Expression analysis across tissues and developmental stages
Chitinase expression was assessed using RT-PCR across multiple tissues (integument, gut, fat body, hemocytes) and developmental stages from fourth instar larvae to pupation. β-actin was used as an internal control. Protein expression was further validated using Western blot analysis with anti-chitinase antibodies.
Heterologous expression of chitinase
The coding sequence of the chitinase gene was cloned into expression vectors for both bacterial (E. coli) and insect cell systems. In bacteria, expression was induced with IPTG, and recombinant protein was purified using Ni-NTA affinity chromatography. In insect cells, recombinant baculovirus systems were used for protein production, followed by plaque purification and expression verification.
Glycosylation and enzymatic assays
Post-translational modifications were assessed using lectin-based carbohydrate staining. Enzyme activity was measured using fluorogenic chitin substrates under different pH and temperature conditions. Kinetic parameters such as Km and Vmax were determined using standard fluorometric assays.
Results and Discussion
Gene structure and sequence characteristics
The full-length H. armigera chitinase cDNA spans 2870 bp with a 1767 bp open reading frame encoding a protein of 588 amino acids.
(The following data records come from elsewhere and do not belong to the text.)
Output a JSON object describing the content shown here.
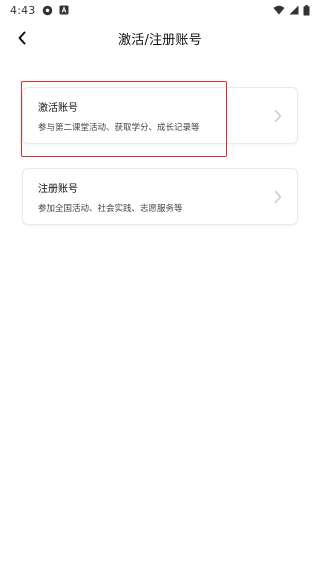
{
  "status_bar": {
    "time": "4:43",
    "icons_left": [
      "soccer-ball-icon",
      "notification-a-icon"
    ],
    "icons_right": [
      "wifi-icon",
      "cell-signal-icon",
      "battery-icon"
    ]
  },
  "header": {
    "title": "激活/注册账号",
    "back_icon": "chevron-left-icon"
  },
  "cards": [
    {
      "title": "激活账号",
      "description": "参与第二课堂活动、获取学分、成长记录等"
    },
    {
      "title": "注册账号",
      "description": "参加全国活动、社会实践、志愿服务等"
    }
  ],
  "colors": {
    "highlight": "#e52b2b",
    "card_border": "#e9e9e9",
    "chevron": "#c8c8c8"
  }
}
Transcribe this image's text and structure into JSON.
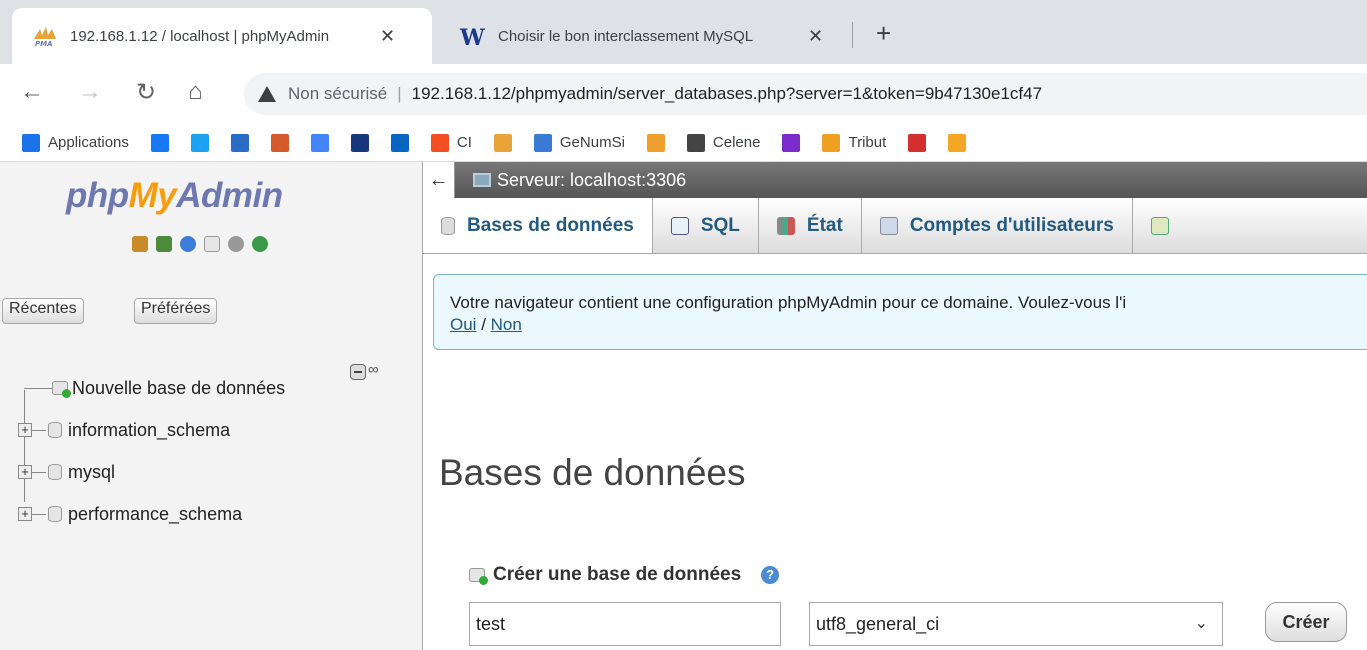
{
  "browser": {
    "tabs": [
      {
        "title": "192.168.1.12 / localhost | phpMyAdmin",
        "favicon": "pma-icon",
        "close": "✕"
      },
      {
        "title": "Choisir le bon interclassement MySQL",
        "favicon": "w-icon",
        "close": "✕"
      }
    ],
    "new_tab": "+",
    "security": "Non sécurisé",
    "url": "192.168.1.12/phpmyadmin/server_databases.php?server=1&token=9b47130e1cf47",
    "bookmarks": [
      {
        "label": "Applications",
        "icon": "apps-grid-icon",
        "color": "#1a73e8"
      },
      {
        "label": "",
        "icon": "facebook-icon",
        "color": "#1877f2"
      },
      {
        "label": "",
        "icon": "twitter-icon",
        "color": "#1da1f2"
      },
      {
        "label": "",
        "icon": "dsm-icon",
        "color": "#2a6cc4"
      },
      {
        "label": "",
        "icon": "pencil-icon",
        "color": "#d45a2a"
      },
      {
        "label": "",
        "icon": "google-icon",
        "color": "#4285f4"
      },
      {
        "label": "",
        "icon": "ge-icon",
        "color": "#16387a"
      },
      {
        "label": "",
        "icon": "outlook-icon",
        "color": "#0a64c2"
      },
      {
        "label": "CI",
        "icon": "ci-icon",
        "color": "#f25022"
      },
      {
        "label": "",
        "icon": "pma-bookmark-icon",
        "color": "#e8a33a"
      },
      {
        "label": "GeNumSi",
        "icon": "genumsi-icon",
        "color": "#3a7bd5"
      },
      {
        "label": "",
        "icon": "trello-icon",
        "color": "#f0a030"
      },
      {
        "label": "Celene",
        "icon": "celene-icon",
        "color": "#444444"
      },
      {
        "label": "",
        "icon": "m-icon",
        "color": "#7a2bc9"
      },
      {
        "label": "Tribut",
        "icon": "tribut-icon",
        "color": "#f0a020"
      },
      {
        "label": "",
        "icon": "shield-red-icon",
        "color": "#d32f2f"
      },
      {
        "label": "",
        "icon": "sti-icon",
        "color": "#f5a623"
      }
    ]
  },
  "pma": {
    "logo": {
      "php": "php",
      "my": "My",
      "admin": "Admin"
    },
    "quick_icons": [
      "home-icon",
      "logout-icon",
      "help-icon",
      "docs-icon",
      "settings-icon",
      "reload-icon"
    ],
    "recent_label": "Récentes",
    "favorites_label": "Préférées",
    "tree": [
      {
        "label": "Nouvelle base de données",
        "icon": "new-db-icon"
      },
      {
        "label": "information_schema",
        "icon": "database-icon"
      },
      {
        "label": "mysql",
        "icon": "database-icon"
      },
      {
        "label": "performance_schema",
        "icon": "database-icon"
      }
    ],
    "server_bar": "Serveur: localhost:3306",
    "menu": [
      {
        "label": "Bases de données",
        "icon": "database-icon"
      },
      {
        "label": "SQL",
        "icon": "sql-icon"
      },
      {
        "label": "État",
        "icon": "status-icon"
      },
      {
        "label": "Comptes d'utilisateurs",
        "icon": "users-icon"
      }
    ],
    "notice": "Votre navigateur contient une configuration phpMyAdmin pour ce domaine. Voulez-vous l'i",
    "notice_yes": "Oui",
    "notice_sep": " / ",
    "notice_no": "Non",
    "page_title": "Bases de données",
    "create_label": "Créer une base de données",
    "help_glyph": "?",
    "db_name_value": "test",
    "collation_value": "utf8_general_ci",
    "create_button": "Créer"
  }
}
The predicted protein includes a signal peptide, a catalytic glycosyl hydrolase family 18 domain, a chitin-binding domain, and a proline/threonine-rich linker region. Several N-glycosylation sites were identified, and the linker region was notably longer and more variable compared to other lepidopteran chitinases.
Genomic organization
The gene spans approximately 6.8 kb and is composed of 10 exons and 9 introns. The exon-intron structure is highly conserved when compared with chitinase genes from M. sexta and B. mori, although intron sizes vary significantly among species. Splice site sequences conform to the canonical GT–AG rule, and intron phase conservation suggests evolutionary stability across Lepidoptera.
Tissue-specific and developmental expression
Chitinase transcripts were detected in the integument, gut, and fat body but were absent in hemocytes. Expression levels varied across developmental stages, with significant upregulation during molting transitions. A basal expression level was observed even during intermolt periods, suggesting continuous low-level transcription with stage-specific activation.
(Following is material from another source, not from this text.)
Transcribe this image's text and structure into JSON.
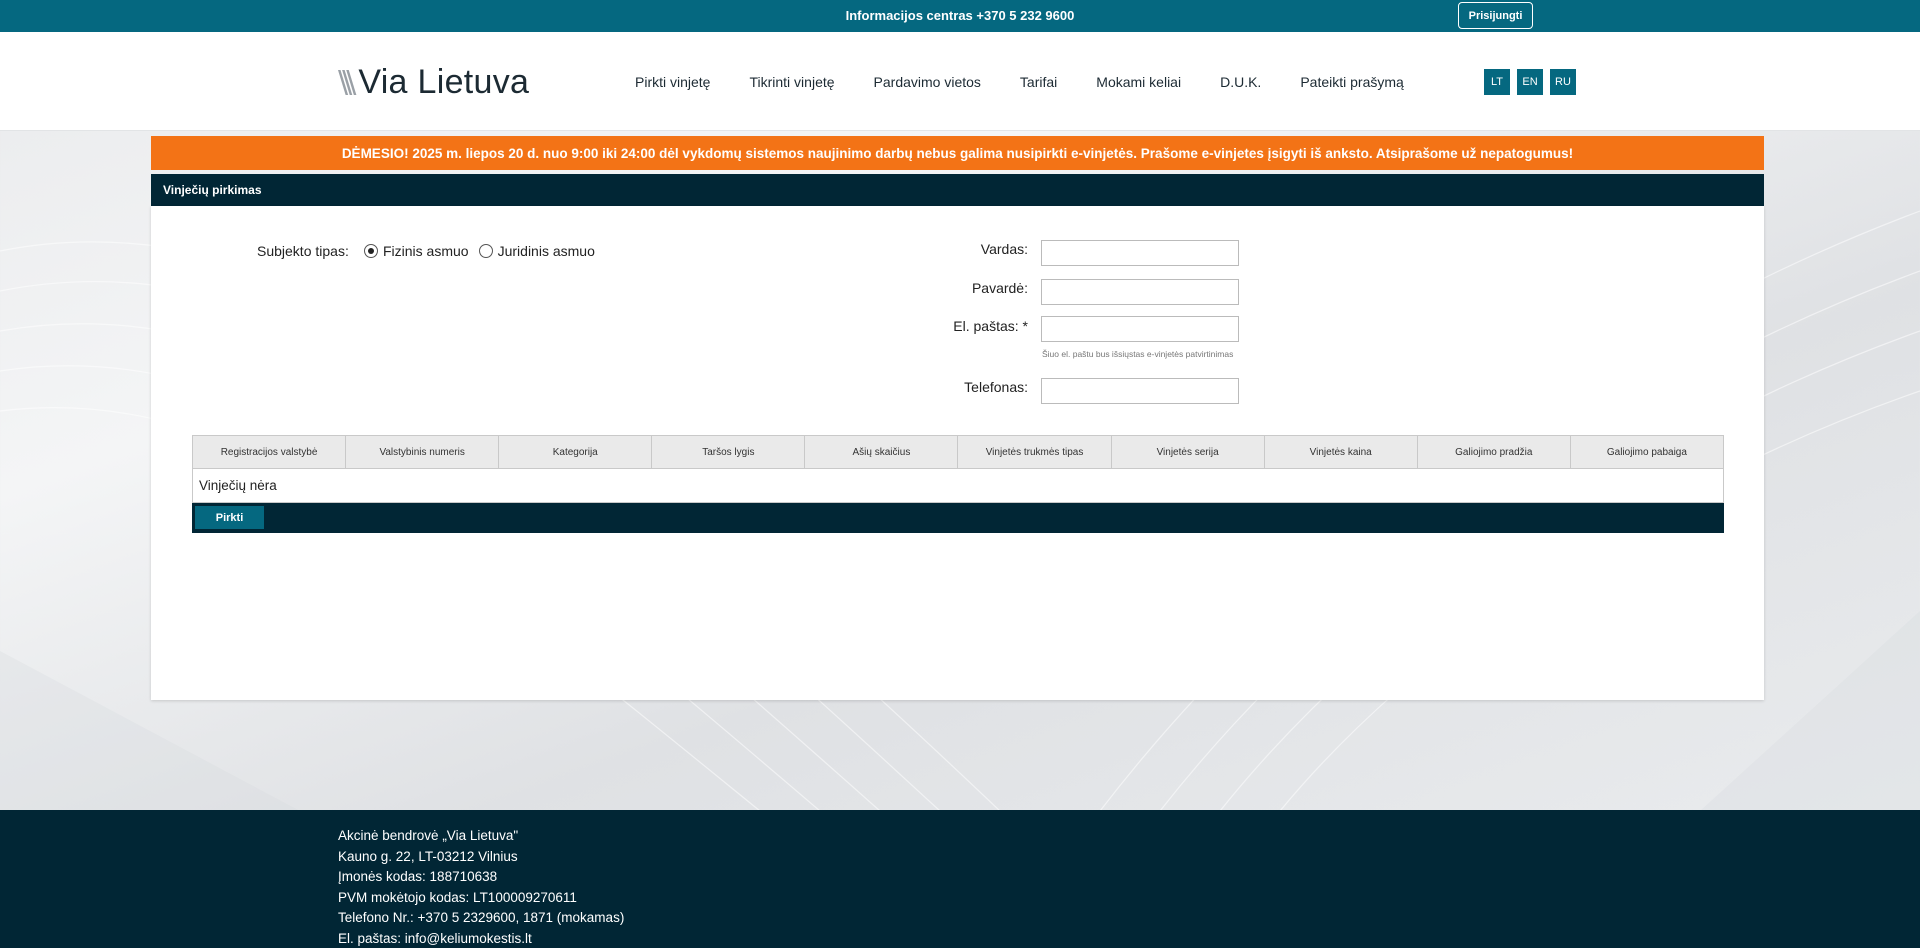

Protein-level analysis showed a more restricted pattern, with detectable chitinase only during molting stages, indicating possible post-transcriptional regulation.
Functional expression and enzymatic activity
Recombinant chitinase expressed in E. coli was catalytically active but exhibited low enzymatic efficiency, likely due to the absence of post-translational modifications. In contrast, insect cell-expressed chitinase showed significantly higher activity, proper folding, and glycosylation, resulting in substantially enhanced catalytic performance.
The enzyme displayed optimal activity over a broad pH range with two distinct peaks, suggesting functional adaptation to both gut and hemolymph environments. Temperature optimum was observed around 45°C, beyond which activity decreased sharply. Substrate preference indicated endochitinase activity.
Biological significance
The observed expression pattern supports a key role of chitinase in cuticle degradation during molting and in remodeling of the peritrophic matrix in the gut. Its regulated expression, enzymatic efficiency, and structural conservation among lepidopteran insects highlight its importance in insect development and physiology.
Given its essential role in chitin turnover, chitinase represents a promising molecular target for pest management strategies. The functional characterization of H. armigera chitinase provides a foundation for future development of bioinsecticides and transgenic approaches aimed at controlling this economically important pest.